Now, after we enable the new plugin, it should be able to retrieve relevant context from my site and answer the question...

Success! I can now see from the API call that's it's able to respond accurately and provides relevant resources.


Summary: Getting Started with the ChatGPT Retrieval Plugin

In this guide, we saw how to get started with adding long term memory to ChatGPT plugins using the open source retrieval plugin and a vector database like Pinecone.

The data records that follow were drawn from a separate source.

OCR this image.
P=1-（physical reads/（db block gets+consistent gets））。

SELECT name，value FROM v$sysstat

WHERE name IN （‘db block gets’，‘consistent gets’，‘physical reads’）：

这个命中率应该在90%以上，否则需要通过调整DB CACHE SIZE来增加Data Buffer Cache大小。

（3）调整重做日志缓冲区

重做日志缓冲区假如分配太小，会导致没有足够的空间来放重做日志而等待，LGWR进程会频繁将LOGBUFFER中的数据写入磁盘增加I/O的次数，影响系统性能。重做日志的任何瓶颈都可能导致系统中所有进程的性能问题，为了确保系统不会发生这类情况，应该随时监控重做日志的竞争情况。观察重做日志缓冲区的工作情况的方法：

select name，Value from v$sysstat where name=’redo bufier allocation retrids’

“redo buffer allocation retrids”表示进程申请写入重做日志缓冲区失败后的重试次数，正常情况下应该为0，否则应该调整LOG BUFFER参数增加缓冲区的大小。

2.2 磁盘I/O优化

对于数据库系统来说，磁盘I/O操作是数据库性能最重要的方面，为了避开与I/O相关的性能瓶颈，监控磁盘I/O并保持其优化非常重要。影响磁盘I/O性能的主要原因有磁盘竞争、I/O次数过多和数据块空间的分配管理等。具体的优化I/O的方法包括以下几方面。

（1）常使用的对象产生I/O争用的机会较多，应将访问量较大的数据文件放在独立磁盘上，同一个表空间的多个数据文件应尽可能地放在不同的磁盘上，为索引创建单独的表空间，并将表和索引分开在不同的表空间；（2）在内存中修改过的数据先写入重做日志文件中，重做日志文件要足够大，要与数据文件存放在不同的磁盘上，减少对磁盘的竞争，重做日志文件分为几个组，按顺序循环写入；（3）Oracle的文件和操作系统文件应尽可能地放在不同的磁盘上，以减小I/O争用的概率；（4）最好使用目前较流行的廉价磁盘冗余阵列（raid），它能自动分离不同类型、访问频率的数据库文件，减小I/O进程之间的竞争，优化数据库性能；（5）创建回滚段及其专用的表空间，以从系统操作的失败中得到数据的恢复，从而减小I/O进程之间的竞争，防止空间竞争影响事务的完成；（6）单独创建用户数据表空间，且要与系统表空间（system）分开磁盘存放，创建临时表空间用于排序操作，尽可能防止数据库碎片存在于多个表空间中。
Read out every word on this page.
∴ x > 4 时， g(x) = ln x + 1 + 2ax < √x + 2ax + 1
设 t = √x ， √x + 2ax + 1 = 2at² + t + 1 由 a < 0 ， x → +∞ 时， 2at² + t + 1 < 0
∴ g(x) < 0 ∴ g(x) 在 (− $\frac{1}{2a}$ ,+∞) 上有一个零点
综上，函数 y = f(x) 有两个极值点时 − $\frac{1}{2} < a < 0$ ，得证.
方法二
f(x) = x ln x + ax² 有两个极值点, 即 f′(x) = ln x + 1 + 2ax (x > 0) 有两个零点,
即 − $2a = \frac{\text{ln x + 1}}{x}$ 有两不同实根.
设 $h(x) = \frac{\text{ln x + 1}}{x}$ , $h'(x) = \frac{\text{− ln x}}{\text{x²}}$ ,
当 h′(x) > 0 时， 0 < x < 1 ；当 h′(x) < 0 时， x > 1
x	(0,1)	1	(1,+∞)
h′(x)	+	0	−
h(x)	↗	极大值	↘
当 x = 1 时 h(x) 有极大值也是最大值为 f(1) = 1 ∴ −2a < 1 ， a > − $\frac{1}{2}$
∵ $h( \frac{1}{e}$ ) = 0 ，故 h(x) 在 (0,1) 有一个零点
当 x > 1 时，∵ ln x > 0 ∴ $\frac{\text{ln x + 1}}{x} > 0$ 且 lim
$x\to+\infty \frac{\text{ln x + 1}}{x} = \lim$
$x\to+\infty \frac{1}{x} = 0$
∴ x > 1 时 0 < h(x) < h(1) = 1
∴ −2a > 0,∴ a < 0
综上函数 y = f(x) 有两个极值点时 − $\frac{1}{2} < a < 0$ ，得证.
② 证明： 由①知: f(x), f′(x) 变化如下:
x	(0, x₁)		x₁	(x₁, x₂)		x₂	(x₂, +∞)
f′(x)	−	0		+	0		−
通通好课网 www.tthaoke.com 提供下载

So far we've only experimented with the /query parameter in the plugin, although we can also add and delete files to our database with the following endpoints

  • /upsert: Upload one or more documents and store their text and metadata in the vector database.
  • /upsert-file: Upload a single file (PDF, TXT, DOCX, PPTX, or MD) and store its text and metadata in the vector database.
  • /delete: Delete documents from the vector database using their IDs, a metadata filter, or a delete_all flag

For now, we've got V1 of our retrieval plugin project setup, and in the next few articles we'll discuss how we can improve it with some additional functionality.